Getter/Setter for the Composition's position. Bounds are used to determine the allowable placement of a figure. The defualt bounds are the bounding box created by (0,0) and (100,100). Always returns the final bounds of the Composition.

###Composition.snapTolerance()

snapTolerance is multiplied by the diagnal distance between the lower and right bounds of the composition. The result is an absolute distance relative to the size of the composition. When the distance between two vertices is less than this value, the figure being manipulated will be slighty adjusted so that these vertices are brought together.

###Composition.figures()

Returns an object containing all the Figures within the composition. Each figure is assigned a unique key.

###Composition.edges()

Returns an array of objects where each object represents one edge of every figure in the composition. The object has the following structure:

{
  id: <id>, // the unique id of the figure to which the edge belongs.
  edge: <edge> // an Edge object.
}

###Composition.gaps() DEPRECATED

This method is deprecated, it cannot currently be relied upon to find all gaps in the composition. Returns an array of Figure that represent gaps created by existing figures.

###Composition.floats()

Returns an array of figure ids which are not coincident with any other figures in the composition.

###Composition.nonIntegrated()

Returns an array of figure ids which have vertices which are not shared with any other vertex.

###Composition.nonCoincident()

Returns an array of figure ids which have one or more edges which are not shared with any other edge.

###Composition.add(Figure[, options])

Inserts a new Figure into the Composition. Returns a unique string to be used to identify the Figure within the composition.

###Composition.remove(id)

Deletes a Figure by its ID.

###Composition.get(id)

Retrieves a figure within Composition by its ID. Returns null if no Figure by the given ID exists.

###Composition.move(id, target[, options])

Deprecated: Please use Composition.moveTo().

###Composition.moveTo(id, target[, options])

Utility wrapper around Composition.transform().

###Composition.rotateTo(id, target[, options])

Utility wrapper around Composition.transform().

###Composition.reflectOwnX(id[, options])

Utility wrapper around Composition.transform(). Note that this rotates the figure about its own axes. Not the axes of the composition.

###Composition.reflectOwnY(id[, options])

Utility wrapper around Composition.transform().
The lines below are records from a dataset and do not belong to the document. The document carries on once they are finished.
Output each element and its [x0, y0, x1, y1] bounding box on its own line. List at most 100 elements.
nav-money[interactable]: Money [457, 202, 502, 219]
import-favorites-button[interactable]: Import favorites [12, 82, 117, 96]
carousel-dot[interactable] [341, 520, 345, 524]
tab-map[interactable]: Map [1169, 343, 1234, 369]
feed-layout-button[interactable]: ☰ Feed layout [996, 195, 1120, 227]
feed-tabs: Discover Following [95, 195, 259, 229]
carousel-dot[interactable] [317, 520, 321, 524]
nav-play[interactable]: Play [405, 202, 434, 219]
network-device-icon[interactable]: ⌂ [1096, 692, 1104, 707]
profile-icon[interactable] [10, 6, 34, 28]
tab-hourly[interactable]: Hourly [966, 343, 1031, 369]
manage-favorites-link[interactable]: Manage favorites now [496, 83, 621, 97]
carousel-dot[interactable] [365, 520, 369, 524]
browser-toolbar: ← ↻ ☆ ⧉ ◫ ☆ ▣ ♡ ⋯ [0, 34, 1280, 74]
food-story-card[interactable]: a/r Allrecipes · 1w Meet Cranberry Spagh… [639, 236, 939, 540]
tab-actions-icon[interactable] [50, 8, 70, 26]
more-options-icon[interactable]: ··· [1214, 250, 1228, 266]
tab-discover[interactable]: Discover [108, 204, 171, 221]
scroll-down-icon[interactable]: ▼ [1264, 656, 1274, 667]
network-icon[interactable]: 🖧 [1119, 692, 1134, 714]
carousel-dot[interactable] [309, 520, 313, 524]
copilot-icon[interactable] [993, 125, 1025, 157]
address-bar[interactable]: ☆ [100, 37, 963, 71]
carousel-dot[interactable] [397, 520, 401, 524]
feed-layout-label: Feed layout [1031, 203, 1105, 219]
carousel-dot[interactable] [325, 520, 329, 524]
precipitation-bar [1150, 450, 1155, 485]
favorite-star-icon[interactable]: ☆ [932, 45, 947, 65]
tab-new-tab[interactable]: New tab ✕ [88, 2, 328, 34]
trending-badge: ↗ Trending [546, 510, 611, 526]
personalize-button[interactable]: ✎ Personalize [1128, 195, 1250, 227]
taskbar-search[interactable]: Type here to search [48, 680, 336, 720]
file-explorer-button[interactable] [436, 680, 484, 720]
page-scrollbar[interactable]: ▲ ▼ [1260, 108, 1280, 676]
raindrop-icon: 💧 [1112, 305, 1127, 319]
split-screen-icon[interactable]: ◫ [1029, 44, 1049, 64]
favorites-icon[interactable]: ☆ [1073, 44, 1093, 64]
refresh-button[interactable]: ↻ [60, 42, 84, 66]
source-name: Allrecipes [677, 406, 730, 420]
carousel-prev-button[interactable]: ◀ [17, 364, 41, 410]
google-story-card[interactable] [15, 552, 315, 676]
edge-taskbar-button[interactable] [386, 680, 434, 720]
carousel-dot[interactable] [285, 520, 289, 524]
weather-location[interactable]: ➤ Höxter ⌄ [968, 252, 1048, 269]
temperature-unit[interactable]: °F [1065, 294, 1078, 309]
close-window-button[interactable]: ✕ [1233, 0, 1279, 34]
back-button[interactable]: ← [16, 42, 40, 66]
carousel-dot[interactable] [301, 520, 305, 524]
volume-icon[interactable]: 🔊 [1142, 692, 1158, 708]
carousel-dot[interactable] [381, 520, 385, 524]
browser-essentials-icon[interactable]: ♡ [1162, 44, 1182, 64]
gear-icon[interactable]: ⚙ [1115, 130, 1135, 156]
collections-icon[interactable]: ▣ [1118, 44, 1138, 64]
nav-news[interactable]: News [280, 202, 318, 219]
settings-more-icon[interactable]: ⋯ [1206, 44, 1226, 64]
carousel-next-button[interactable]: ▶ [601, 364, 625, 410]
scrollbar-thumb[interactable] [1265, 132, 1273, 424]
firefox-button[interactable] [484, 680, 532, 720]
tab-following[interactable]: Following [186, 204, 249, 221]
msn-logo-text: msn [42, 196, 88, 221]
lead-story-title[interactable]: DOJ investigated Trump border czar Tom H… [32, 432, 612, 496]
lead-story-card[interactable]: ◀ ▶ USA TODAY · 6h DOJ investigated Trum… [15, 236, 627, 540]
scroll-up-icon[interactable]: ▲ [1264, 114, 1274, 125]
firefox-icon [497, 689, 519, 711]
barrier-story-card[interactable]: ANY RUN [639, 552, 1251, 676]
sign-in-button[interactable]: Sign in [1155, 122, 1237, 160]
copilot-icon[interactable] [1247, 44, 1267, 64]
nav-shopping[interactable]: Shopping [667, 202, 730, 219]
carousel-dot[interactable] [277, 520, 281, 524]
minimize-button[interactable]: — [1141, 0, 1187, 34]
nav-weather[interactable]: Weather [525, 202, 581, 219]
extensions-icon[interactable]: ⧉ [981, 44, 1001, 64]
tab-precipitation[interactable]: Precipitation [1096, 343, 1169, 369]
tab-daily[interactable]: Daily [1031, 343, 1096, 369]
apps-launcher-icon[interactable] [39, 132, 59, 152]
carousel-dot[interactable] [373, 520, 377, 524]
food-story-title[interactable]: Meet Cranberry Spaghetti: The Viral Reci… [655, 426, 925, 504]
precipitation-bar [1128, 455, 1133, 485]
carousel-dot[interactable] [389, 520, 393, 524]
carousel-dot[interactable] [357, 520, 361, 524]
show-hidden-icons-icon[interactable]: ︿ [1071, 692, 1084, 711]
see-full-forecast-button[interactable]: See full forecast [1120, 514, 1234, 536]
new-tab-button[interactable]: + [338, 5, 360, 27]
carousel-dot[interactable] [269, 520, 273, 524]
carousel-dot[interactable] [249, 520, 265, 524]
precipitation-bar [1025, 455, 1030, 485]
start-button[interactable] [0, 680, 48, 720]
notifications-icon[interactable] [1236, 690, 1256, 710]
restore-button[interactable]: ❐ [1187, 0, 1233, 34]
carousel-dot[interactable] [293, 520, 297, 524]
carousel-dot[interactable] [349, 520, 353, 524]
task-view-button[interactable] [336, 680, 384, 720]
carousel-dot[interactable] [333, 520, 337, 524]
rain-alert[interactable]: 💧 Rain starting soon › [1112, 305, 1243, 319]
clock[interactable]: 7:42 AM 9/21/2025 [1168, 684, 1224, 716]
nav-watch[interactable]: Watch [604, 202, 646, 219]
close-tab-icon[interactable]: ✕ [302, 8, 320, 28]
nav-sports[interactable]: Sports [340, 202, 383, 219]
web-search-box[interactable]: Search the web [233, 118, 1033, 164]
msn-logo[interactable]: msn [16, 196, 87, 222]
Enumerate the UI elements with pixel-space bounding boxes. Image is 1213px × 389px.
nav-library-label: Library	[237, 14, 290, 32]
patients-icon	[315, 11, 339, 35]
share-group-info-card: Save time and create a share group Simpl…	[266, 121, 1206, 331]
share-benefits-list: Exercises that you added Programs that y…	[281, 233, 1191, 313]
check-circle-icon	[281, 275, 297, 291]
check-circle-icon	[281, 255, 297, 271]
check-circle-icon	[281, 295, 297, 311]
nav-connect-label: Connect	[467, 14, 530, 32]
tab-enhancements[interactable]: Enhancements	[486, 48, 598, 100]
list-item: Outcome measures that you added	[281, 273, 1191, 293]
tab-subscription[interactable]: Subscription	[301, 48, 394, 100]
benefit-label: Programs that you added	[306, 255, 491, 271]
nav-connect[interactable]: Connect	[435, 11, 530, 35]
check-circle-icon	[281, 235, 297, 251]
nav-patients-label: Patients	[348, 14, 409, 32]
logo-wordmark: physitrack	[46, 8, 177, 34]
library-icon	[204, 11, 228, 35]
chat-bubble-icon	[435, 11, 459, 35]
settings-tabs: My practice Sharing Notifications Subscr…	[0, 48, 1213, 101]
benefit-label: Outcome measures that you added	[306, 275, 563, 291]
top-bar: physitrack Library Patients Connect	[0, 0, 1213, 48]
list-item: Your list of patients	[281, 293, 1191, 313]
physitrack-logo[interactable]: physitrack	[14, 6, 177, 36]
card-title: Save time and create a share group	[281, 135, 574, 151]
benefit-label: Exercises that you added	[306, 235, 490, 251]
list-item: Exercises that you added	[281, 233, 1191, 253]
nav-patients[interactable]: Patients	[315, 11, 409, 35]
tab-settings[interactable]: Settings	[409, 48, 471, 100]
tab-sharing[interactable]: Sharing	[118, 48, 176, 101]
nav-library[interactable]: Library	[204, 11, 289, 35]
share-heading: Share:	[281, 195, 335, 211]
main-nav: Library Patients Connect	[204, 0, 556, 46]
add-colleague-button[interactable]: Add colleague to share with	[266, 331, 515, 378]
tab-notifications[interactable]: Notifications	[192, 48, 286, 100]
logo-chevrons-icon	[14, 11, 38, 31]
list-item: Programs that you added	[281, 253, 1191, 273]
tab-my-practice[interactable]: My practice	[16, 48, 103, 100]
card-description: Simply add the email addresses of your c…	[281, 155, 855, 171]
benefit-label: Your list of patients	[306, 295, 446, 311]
Note that this rotates the figure about its own axes. Not the axes of the composition.

###Composition.transform(id, transform[, options])

Sets the transform of a figure within a Composition by its ID. transform is an object which defaults to:

{
  position: [x, y],   // A target position to where the figure should be moved. Defaults to the starting position of the figure.
  rotation: <angle>,  // A target angle of rotation for the figure. Defaults to the starting rotation of the figure.
  reflection: {
    x: <bool>, // Whether to rotate the figure about its own x-axis.
    y: <bool>, // Whether to rotate the figure about its own y-axis.
  },
}

Note reflections is always processed before any other transformation, if you need to rotate before reflection, you'll need to do this in two separate operations.

tranform() also takes an optional options object which defaults to {snap: true}.

Returns an object with information about the outcome of the operation:

{
  start: [x, y],  // starting position
  target: [x, y], // the given destination position
  final: [x, y],  // the final position of the figure
  snapped: bool,  // whether the final position was affected by a snap
}

###Composition.overlapping()

Retrieves a list of Figure IDs which are overlapping with another Figure.